La même chose pourrait être dite d’autres mouvements politiques et nations. En 2011, j’entendais régulièrement des gauchistes défendre le régime de Kadhafi. Et tandis que l’OTAN et les forces extérieures n’avaient pas à bombarder et à détruire la Libye, les gauchistes ont été naïfs de penser que l’ennemi de leur ennemi était leur ami, allié ou camarade.
Encore une fois, la nuance est importante. Il est donc difficile de condamner sans réserve le nationalisme, dans la mesure où il a joué un rôle positif dans la mobilisation des individus et des communautés du monde entier pour résister à la violence et à l’oppression. Mais en même temps, le concept lui-même doit toujours être remis en question. Comme nous l’avons vu par le passé, ce qui commence comme un projet politique potentiellement émancipateur se termine souvent par la répression et davantage de statu quo.
En conséquence, la pratique consistant à « exalter une nation au-dessus de toutes les autres » a produit des conséquences horribles. En outre, suggérer qu’une nation devrait « [mettre] l’accent avant tout sur la promotion de sa culture et de ses intérêts par opposition à ceux des autres nations » est intrinsèquement erroné. Comme nous le rappelle H.G. Wells, il existe une seule race humaine.
Néanmoins, la question demeure : à quoi ressemblerait un nouveau projet politique ? L’humanité a déjà expérimenté le concept de « classe ouvrière mondiale ». Ce projet, du moins dans sa forme traditionnelle, est pratiquement mort. Peu de gens sont enthousiasmés par le concept de s’identifier en tant que travailleurs, en particulier dans le monde multimédia d’aujourd’hui. Oui, c’est un moyen simple, et parfois efficace, de catégoriser les gens, mais la majorité des humains ne s’identifient pas principalement comme des travailleurs (et ce n’est pas parce qu’ils ont une fausse conscience), et moi non plus.

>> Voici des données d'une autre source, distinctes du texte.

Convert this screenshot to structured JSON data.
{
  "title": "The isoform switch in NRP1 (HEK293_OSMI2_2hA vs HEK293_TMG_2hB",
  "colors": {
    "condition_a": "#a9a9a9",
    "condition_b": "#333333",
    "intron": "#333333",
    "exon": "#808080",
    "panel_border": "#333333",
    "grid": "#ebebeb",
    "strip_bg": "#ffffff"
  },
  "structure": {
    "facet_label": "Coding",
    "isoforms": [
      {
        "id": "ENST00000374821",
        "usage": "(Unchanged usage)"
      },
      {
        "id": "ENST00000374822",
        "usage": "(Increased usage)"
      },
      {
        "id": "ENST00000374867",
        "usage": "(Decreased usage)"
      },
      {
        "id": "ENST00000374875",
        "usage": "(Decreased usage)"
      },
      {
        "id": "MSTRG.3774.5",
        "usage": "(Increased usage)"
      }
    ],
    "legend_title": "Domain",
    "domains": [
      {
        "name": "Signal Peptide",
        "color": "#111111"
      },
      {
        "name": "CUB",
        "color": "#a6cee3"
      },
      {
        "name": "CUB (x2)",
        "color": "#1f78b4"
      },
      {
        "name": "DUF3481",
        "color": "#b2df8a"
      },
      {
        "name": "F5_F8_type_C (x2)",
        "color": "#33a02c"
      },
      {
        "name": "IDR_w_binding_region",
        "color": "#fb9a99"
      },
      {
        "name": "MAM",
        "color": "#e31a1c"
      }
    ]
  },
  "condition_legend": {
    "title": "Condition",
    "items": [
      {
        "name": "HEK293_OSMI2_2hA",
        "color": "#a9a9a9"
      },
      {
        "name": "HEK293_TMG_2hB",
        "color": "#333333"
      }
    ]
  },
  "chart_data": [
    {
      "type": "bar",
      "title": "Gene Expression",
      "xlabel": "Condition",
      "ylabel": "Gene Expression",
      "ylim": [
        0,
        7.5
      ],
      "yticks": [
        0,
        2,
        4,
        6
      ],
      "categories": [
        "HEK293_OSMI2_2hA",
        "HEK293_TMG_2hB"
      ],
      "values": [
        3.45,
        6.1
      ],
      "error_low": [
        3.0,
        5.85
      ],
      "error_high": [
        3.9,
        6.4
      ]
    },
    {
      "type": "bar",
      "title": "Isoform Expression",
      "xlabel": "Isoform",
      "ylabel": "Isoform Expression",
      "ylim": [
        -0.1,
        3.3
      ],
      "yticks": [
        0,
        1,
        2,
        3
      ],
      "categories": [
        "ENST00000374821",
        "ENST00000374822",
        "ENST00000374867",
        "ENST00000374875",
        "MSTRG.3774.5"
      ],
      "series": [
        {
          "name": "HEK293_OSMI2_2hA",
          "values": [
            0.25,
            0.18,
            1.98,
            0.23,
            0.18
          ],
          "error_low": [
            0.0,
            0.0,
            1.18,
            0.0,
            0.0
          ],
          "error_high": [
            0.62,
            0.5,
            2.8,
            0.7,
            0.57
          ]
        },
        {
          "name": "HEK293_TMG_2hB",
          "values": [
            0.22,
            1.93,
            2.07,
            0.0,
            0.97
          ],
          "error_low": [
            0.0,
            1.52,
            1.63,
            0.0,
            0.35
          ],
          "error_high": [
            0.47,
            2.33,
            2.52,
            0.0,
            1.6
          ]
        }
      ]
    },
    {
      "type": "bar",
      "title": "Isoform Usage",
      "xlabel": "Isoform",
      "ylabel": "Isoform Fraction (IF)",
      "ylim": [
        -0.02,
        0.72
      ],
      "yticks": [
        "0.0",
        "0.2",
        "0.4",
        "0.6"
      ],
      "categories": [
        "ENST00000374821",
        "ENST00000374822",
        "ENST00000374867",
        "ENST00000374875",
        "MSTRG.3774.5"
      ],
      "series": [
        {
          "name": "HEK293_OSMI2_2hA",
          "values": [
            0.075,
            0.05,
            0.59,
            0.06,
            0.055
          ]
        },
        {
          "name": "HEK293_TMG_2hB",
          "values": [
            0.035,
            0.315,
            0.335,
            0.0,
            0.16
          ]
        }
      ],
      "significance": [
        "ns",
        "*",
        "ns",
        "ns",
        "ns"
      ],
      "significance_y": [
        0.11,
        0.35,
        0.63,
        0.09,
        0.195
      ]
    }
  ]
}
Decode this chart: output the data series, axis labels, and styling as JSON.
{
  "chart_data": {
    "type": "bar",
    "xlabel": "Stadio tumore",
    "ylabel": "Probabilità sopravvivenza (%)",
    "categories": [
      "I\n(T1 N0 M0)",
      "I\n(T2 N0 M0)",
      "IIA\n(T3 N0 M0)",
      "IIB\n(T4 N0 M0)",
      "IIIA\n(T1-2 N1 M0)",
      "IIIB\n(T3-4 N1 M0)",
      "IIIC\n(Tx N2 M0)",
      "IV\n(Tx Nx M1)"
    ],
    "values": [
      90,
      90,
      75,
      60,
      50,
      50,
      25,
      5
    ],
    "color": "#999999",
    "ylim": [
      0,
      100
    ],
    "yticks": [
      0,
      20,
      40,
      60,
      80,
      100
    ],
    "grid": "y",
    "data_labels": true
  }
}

Certaines personnes ont utilisé le cadre Occupy : les 99 % contre les 1 %. Pourtant, comme l’ont souligné divers penseurs et commentateurs, ce cadre idéologique manque de nuances. Il est plutôt simpliste de dire aux gens que la source de leurs problèmes peut être clairement identifiée et catégorisée. En effet, certains problèmes de l’humanité sont objectifs, mais d’autres sont de nature subjective. De plus, les 99 % ne constituent pas une entité homogène ; il est rempli de cadres, d’avocats, d’éboueurs et d’employés de restauration rapide. Ces segments de la société ont très peu de points communs, indépendamment de ce que défendent les marxistes orthodoxes.
À l'heure actuelle, divers projets politiques à travers le monde sont aux prises avec le concept d'arrangements politiques continentaux. L’Europe en est évidemment un excellent exemple. D’autres, notamment ceux d’Amérique latine, ont fait pression en faveur d’une coopération et d’une codification continentales. D’une certaine manière, ces évolutions offrent des alternatives à l’État-nation traditionnel.
En fin de compte, l’humanité a besoin d’un projet politique international aux proportions épiques pour combattre avec succès les nombreux maux du monde moderne. Les gens devraient toujours discuter de grandes idées et critiquer les orthodoxies idéologiques dans le but, espérons-le, de créer un monde plus juste et pacifique. Cependant, le processus même de changement des institutions et des idéologies peut prendre des siècles.
Entre-temps, les arrangements politiques continentaux peuvent-ils éventuellement se transformer en arrangements politiques internationaux ? Sans aucun doute, la seule façon de réussir ces arrangements est de les développer de manière organique. Comme nous le voyons avec l’Union européenne, lorsque des projets politiques sont imposés d’en haut, des résultats indésirables se manifestent toujours.